Department of Pharmacological and Pharmaceutical Sciences, University of Houston, Health Building 2, Houston, TX 77204, USA.
Department of Pharmacological and Pharmaceutical Sciences, University of Houston, Health Building 2, Houston, TX 77204, USA; Department of Chemistry, University of Houston, Health Building 2, Houston, TX 77204, USA.
Bioorg Med Chem Lett. 2020 Dec 15;30(24):127543. doi: 10.1016/j.bmcl.2020.127543. Epub 2020 Sep 12.
Inosine-5'-monophosphate dehydrogenase (IMPDH) is a potential target for microorganisms. However, identifying inhibitor design determinants for IMPDH orthologs continues to evolve. Herein, a series of mycophenolic anilide inhibitors of Cryptosporidium parvum and human IMPDHs are reported. Furthermore, molecular docking of 12 (e.g. SH-19; CpIMPDH K = 0.042 ± 0.015 µM, HsIMPDH2 K = 0.13 ± 0.05 µM) supports different binding modes with the two enzymes. For CpIMPDH the inhibitor extends into a pocket in an adjacent subunit. In contrast, docking suggests the inhibitor interacts with Ser276 in the NAD binding site in HsIMPDH2, as well as an adjacent pocket within the same subunit.
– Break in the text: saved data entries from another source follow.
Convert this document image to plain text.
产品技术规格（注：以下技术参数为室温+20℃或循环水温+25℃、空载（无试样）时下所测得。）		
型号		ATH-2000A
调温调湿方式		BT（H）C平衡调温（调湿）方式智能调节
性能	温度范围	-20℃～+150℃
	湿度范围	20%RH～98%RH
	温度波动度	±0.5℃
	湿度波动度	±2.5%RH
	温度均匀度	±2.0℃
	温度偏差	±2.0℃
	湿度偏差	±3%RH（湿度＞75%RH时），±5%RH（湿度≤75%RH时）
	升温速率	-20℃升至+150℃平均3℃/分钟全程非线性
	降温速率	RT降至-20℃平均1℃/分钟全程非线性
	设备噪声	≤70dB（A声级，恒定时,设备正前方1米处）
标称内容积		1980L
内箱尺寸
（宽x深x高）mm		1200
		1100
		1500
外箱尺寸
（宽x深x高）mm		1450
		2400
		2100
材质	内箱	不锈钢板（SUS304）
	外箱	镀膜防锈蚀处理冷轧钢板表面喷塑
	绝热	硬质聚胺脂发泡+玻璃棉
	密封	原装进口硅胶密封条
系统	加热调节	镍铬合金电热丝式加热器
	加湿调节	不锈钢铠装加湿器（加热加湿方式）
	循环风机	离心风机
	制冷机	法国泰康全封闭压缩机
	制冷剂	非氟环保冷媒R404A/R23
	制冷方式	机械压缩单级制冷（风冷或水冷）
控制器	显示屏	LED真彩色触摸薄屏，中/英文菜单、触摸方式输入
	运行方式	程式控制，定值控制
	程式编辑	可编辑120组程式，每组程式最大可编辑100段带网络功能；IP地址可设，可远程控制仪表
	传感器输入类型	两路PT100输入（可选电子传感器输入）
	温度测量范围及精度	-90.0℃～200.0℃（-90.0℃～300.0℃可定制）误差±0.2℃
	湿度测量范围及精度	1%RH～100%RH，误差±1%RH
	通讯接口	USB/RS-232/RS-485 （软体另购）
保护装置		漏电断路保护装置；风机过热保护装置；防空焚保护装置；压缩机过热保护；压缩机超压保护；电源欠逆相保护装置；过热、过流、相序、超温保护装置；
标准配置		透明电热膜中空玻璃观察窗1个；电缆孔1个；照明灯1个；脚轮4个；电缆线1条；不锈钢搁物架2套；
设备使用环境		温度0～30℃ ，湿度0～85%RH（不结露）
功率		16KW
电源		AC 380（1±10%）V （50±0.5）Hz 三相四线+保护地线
These results provide further guidance for generating IMPDH inhibitors for enzymes found in an array of pathogenic microorganisms, including Mycobacterium tuberculosis.
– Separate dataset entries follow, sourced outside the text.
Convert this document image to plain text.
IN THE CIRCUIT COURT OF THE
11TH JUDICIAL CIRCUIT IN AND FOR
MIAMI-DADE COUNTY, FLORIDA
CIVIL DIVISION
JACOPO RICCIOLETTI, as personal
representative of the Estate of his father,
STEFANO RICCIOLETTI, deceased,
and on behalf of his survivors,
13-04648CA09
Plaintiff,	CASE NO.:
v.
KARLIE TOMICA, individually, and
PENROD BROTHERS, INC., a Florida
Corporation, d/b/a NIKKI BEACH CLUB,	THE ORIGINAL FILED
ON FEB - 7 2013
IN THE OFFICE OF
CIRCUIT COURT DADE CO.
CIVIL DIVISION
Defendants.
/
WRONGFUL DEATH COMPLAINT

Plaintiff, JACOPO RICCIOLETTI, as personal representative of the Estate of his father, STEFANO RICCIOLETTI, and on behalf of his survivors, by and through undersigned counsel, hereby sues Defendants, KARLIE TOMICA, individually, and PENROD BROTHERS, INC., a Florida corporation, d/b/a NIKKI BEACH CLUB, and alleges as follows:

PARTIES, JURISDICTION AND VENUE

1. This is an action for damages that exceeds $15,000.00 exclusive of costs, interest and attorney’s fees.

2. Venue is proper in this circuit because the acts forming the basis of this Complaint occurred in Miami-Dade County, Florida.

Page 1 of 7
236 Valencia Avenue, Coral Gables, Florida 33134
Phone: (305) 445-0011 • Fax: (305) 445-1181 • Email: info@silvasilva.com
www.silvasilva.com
肌苷-5'-单磷酸脱氢酶(IMPDH)是微生物的一个潜在靶点。然而,鉴定 IMPDH 同源物的抑制剂设计决定因素仍在不断发展。本文报道了一系列来源于 Cryptosporidium parvum 和人 IMPDH 的霉酚酸苯胺抑制剂。此外,对 12 种化合物(例如 SH-19;CpIMPDH K = 0.042 ± 0.015 μM,HsIMPDH2 K = 0.13 ± 0.05 μM)的分子对接支持与两种酶的不同结合模式。对于 CpIMPDH,抑制剂延伸到相邻亚基中的一个口袋中。相比之下,对接表明抑制剂与 HsIMPDH2 的 NAD 结合位点中的 Ser276 以及同一亚基内的相邻口袋相互作用。这些结果为生成针对包括结核分枝杆菌在内的一系列致病微生物中发现的酶的 IMPDH 抑制剂提供了进一步的指导。